What is the Outcome of Tommy John Surgery?
A common issue with UCL injuries is a decrease in pitch speed due to weakness in the ligament. The torn UCL cannot be stitched back together. During Tommy John surgery, the damaged or torn UCL is reconstructed using a tissue graft. By reconstructing the ligament with a healthy tissue graft, surgeons drill into the ulna and humerus and sew in the graft. This graft is the new UCL, able to endure the stress involved in the pitching motion.
One study evaluated Major League Baseball players who underwent Tommy John surgery between 1986 and 2012, comparing them with players who did not have UCL injuries. The study found that only 2.8 percent of pitchers were unable to return to pitching after surgery, and most of them performed as well, if not better than those who did not have UCL injuries.

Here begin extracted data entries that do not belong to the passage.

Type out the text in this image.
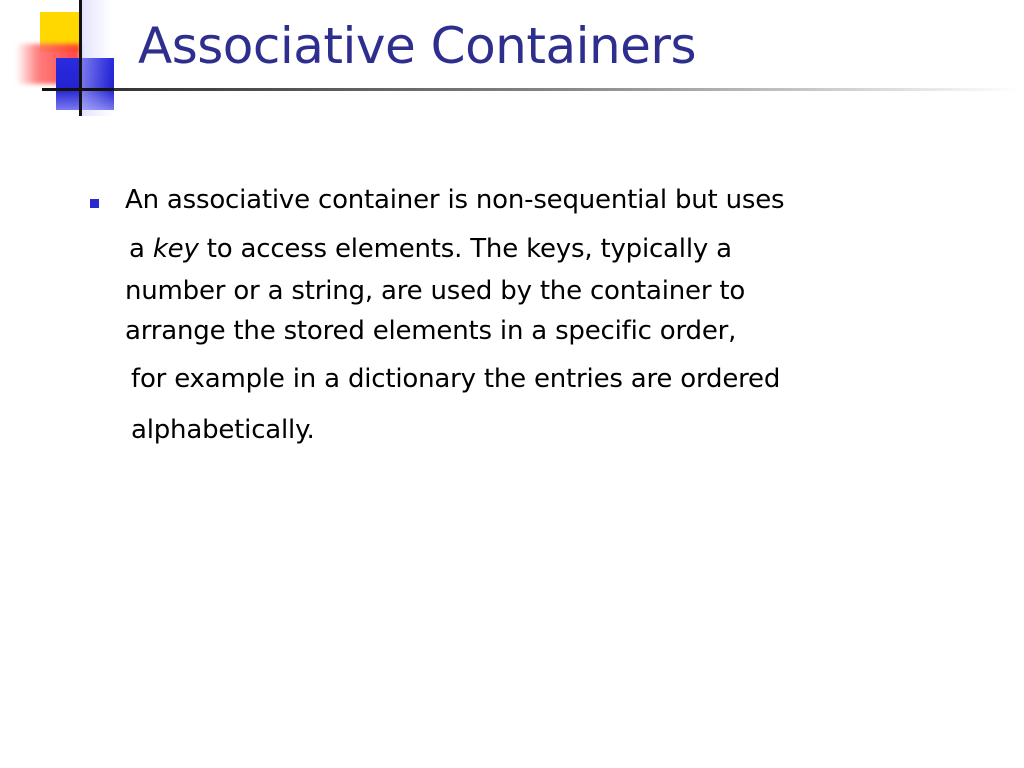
Associative Containers

An associative container is non-sequential but uses

a key to access elements. The keys, typically a

number or a string, are used by the container to

arrange the stored elements in a specific order,

for example in a dictionary the entries are ordered

alphabetically.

However, other studies have indicated that the success may be due to more than just the surgical procedure. Baseball players who have the most success and improvement after surgery worked extensively with physical therapists and athletic trainers. The improved UCL strength, combined with the extra rehab work and time to heal, are all factors in the improvement to these players' pitch speeds.

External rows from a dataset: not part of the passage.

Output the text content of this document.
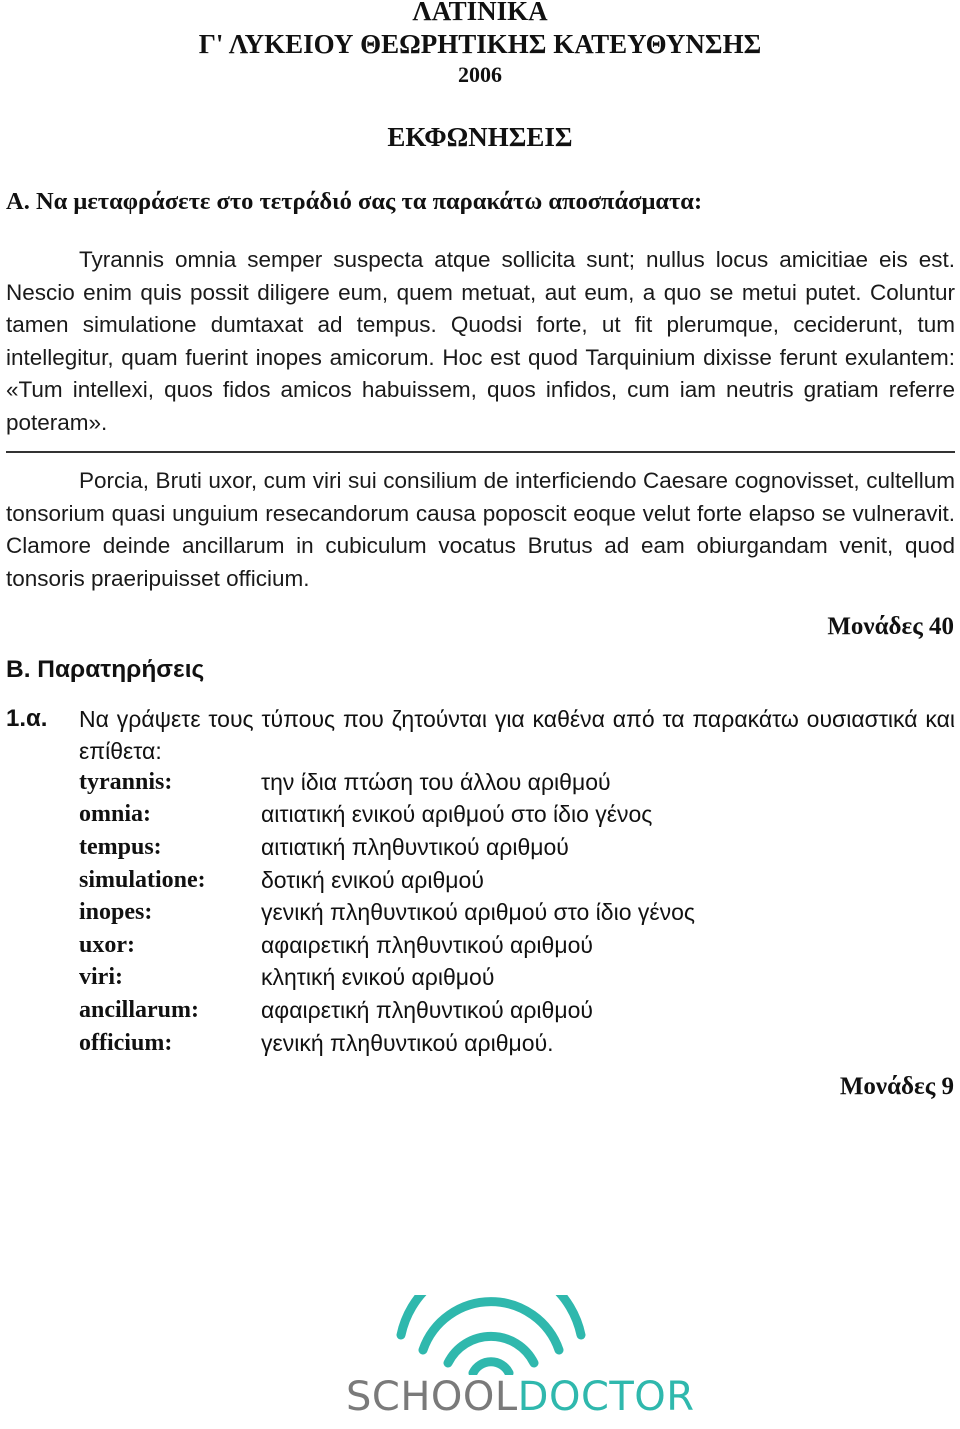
ΛΑΤΙΝΙΚΑ

Γ' ΛΥΚΕΙΟΥ ΘΕΩΡΗΤΙΚΗΣ ΚΑΤΕΥΘΥΝΣΗΣ

2006

ΕΚΦΩΝΗΣΕΙΣ

A. Να μεταφράσετε στο τετράδιό σας τα παρακάτω αποσπάσματα:

Tyrannis omnia semper suspecta atque sollicita sunt; nullus locus amicitiae eis est. Nescio enim quis possit diligere eum, quem metuat, aut eum, a quo se metui putet. Coluntur tamen simulatione dumtaxat ad tempus. Quodsi forte, ut fit plerumque, ceciderunt, tum intellegitur, quam fuerint inopes amicorum. Hoc est quod Tarquinium dixisse ferunt exulantem: «Tum intellexi, quos fidos amicos habuissem, quos infidos, cum iam neutris gratiam referre poteram».

Porcia, Bruti uxor, cum viri sui consilium de interficiendo Caesare cognovisset, cultellum tonsorium quasi unguium resecandorum causa poposcit eoque velut forte elapso se vulneravit. Clamore deinde ancillarum in cubiculum vocatus Brutus ad eam obiurgandam venit, quod tonsoris praeripuisset officium.

Μονάδες 40

B. Παρατηρήσεις

1.α. Να γράψετε τους τύπους που ζητούνται για καθένα από τα παρακάτω ουσιαστικά και επίθετα:

tyrannis:	την ίδια πτώση του άλλου αριθμού
omnia:	αιτιατική ενικού αριθμού στο ίδιο γένος
tempus:	αιτιατική πληθυντικού αριθμού
simulatione:	δοτική ενικού αριθμού
inopes:	γενική πληθυντικού αριθμού στο ίδιο γένος
uxor:	αφαιρετική πληθυντικού αριθμού
viri:	κλητική ενικού αριθμού
ancillarum:	αφαιρετική πληθυντικού αριθμού
officium:	γενική πληθυντικού αριθμού.

Μονάδες 9

SCHOOLDOCTOR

In general, research supports most players who undergo Tommy John surgery return to their pre-injury pitching abilities; however, the procedure doesn't make them any less likely to sustain future injuries, and many still saw the same decrease in pitch speed with age as other players who never had a UCL injury.
Still, many players have found success after undergoing Tommy John surgery. Matt Harvey of the New York Mets underwent the surgery in 2013 and made a great return in his first game back this April. Another Mets player, Jacob deGrom, found that his pitching improved after surgery. Other players who have recently undergone the surgery, including the New York Yankees pitcher Ivan Nova and Jose Fernandez of the Miami Marlins, have had successful procedures and are getting closer to getting back in the game.

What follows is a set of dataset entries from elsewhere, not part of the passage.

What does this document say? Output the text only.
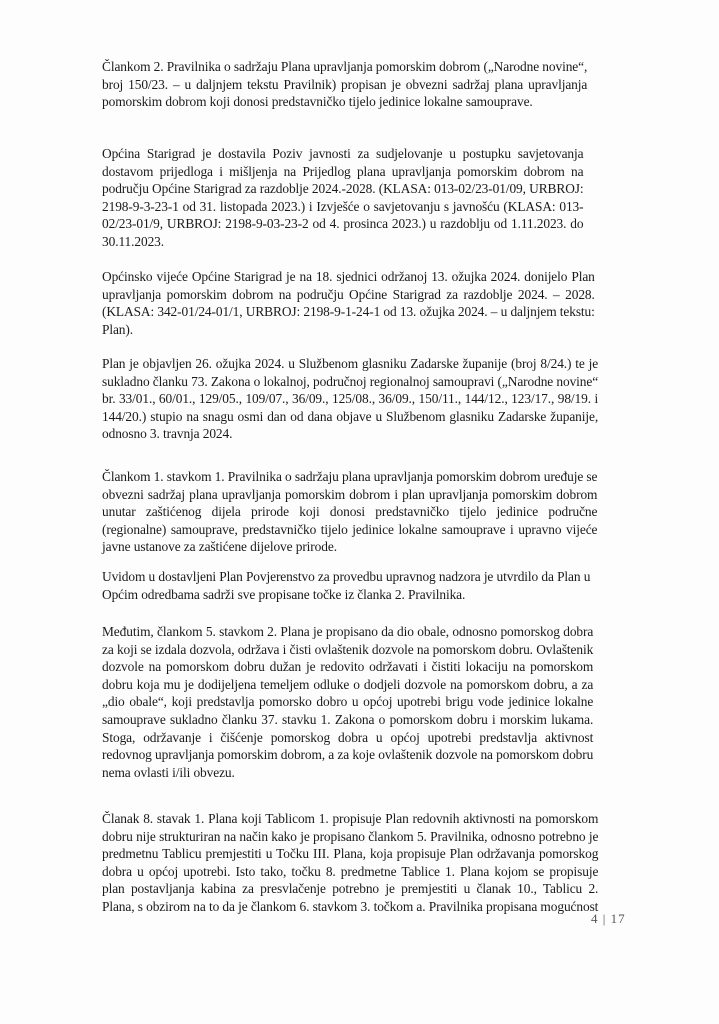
Člankom 2. Pravilnika o sadržaju Plana upravljanja pomorskim dobrom („Narodne novine“,
broj 150/23. – u daljnjem tekstu Pravilnik) propisan je obvezni sadržaj plana upravljanja
pomorskim dobrom koji donosi predstavničko tijelo jedinice lokalne samouprave.

Općina Starigrad je dostavila Poziv javnosti za sudjelovanje u postupku savjetovanja
dostavom prijedloga i mišljenja na Prijedlog plana upravljanja pomorskim dobrom na
području Općine Starigrad za razdoblje 2024.-2028. (KLASA: 013-02/23-01/09, URBROJ:
2198-9-3-23-1 od 31. listopada 2023.) i Izvješće o savjetovanju s javnošću (KLASA: 013-
02/23-01/9, URBROJ: 2198-9-03-23-2 od 4. prosinca 2023.) u razdoblju od 1.11.2023. do
30.11.2023.

Općinsko vijeće Općine Starigrad je na 18. sjednici održanoj 13. ožujka 2024. donijelo Plan
upravljanja pomorskim dobrom na području Općine Starigrad za razdoblje 2024. – 2028.
(KLASA: 342-01/24-01/1, URBROJ: 2198-9-1-24-1 od 13. ožujka 2024. – u daljnjem tekstu:
Plan).

Plan je objavljen 26. ožujka 2024. u Službenom glasniku Zadarske županije (broj 8/24.) te je
sukladno članku 73. Zakona o lokalnoj, područnoj regionalnoj samoupravi („Narodne novine“
br. 33/01., 60/01., 129/05., 109/07., 36/09., 125/08., 36/09., 150/11., 144/12., 123/17., 98/19. i
144/20.) stupio na snagu osmi dan od dana objave u Službenom glasniku Zadarske županije,
odnosno 3. travnja 2024.

Člankom 1. stavkom 1. Pravilnika o sadržaju plana upravljanja pomorskim dobrom uređuje se
obvezni sadržaj plana upravljanja pomorskim dobrom i plan upravljanja pomorskim dobrom
unutar zaštićenog dijela prirode koji donosi predstavničko tijelo jedinice područne
(regionalne) samouprave, predstavničko tijelo jedinice lokalne samouprave i upravno vijeće
javne ustanove za zaštićene dijelove prirode.

Uvidom u dostavljeni Plan Povjerenstvo za provedbu upravnog nadzora je utvrdilo da Plan u
Općim odredbama sadrži sve propisane točke iz članka 2. Pravilnika.

Međutim, člankom 5. stavkom 2. Plana je propisano da dio obale, odnosno pomorskog dobra
za koji se izdala dozvola, održava i čisti ovlaštenik dozvole na pomorskom dobru. Ovlaštenik
dozvole na pomorskom dobru dužan je redovito održavati i čistiti lokaciju na pomorskom
dobru koja mu je dodijeljena temeljem odluke o dodjeli dozvole na pomorskom dobru, a za
„dio obale“, koji predstavlja pomorsko dobro u općoj upotrebi brigu vode jedinice lokalne
samouprave sukladno članku 37. stavku 1. Zakona o pomorskom dobru i morskim lukama.
Stoga, održavanje i čišćenje pomorskog dobra u općoj upotrebi predstavlja aktivnost
redovnog upravljanja pomorskim dobrom, a za koje ovlaštenik dozvole na pomorskom dobru
nema ovlasti i/ili obvezu.

Članak 8. stavak 1. Plana koji Tablicom 1. propisuje Plan redovnih aktivnosti na pomorskom
dobru nije strukturiran na način kako je propisano člankom 5. Pravilnika, odnosno potrebno je
predmetnu Tablicu premjestiti u Točku III. Plana, koja propisuje Plan održavanja pomorskog
dobra u općoj upotrebi. Isto tako, točku 8. predmetne Tablice 1. Plana kojom se propisuje
plan postavljanja kabina za presvlačenje potrebno je premjestiti u članak 10., Tablicu 2.
Plana, s obzirom na to da je člankom 6. stavkom 3. točkom a. Pravilnika propisana mogućnost

4 | 17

We have to remember that Tommy John surgery is not a quick fix; it requires a rehabilitation close to one year, and no results are guaranteed. The player needs to put in the work for this procedure to be completely successful, and that usually means sitting out for an entire season to fully recover. Even then, it may be possible that an athlete will need a revision procedure in the future, although the MLB estimates that only 2-4 percent of pitchers need a revision procedure.
So what led me to write an article about Tommy John Surgery now?
As I attended my son's most recent baseball game, I heard screaming and cheering that I haven't heard at a sporting event in a while. It was the final game in the playoff series for boys fast pitch 14-16 age group. The pitcher was striking out batters left and right. The moment I had turned to watch, he had just gotten his 4th "K" in a row. There was a palpable buzz in the air at 8 a.m. Joey (the talented pitcher) and his team went on to win convincingly. They advanced to the championship game starting at 3 p.m. As I sat in the stands for what was sure to be an exciting game, Joey returned to the mound. He went on to pitch in two games in a row, 13 innings total, and with no time to rest his arm.
My interest in the game died down after I saw the parents and coaches continue their unbridled endorsement for his strike-outs. My instincts told me that Joey will never reach his full potential; rather one day he'll feel badly that he couldn't throw as fast as he once did in little league. Joey, a talented athlete, unfortunately is a classic example of an overuse UCL injury waiting to happen. All of which can be easily be prevented with understanding proper guidelines for pitch count, especially for little leaguers.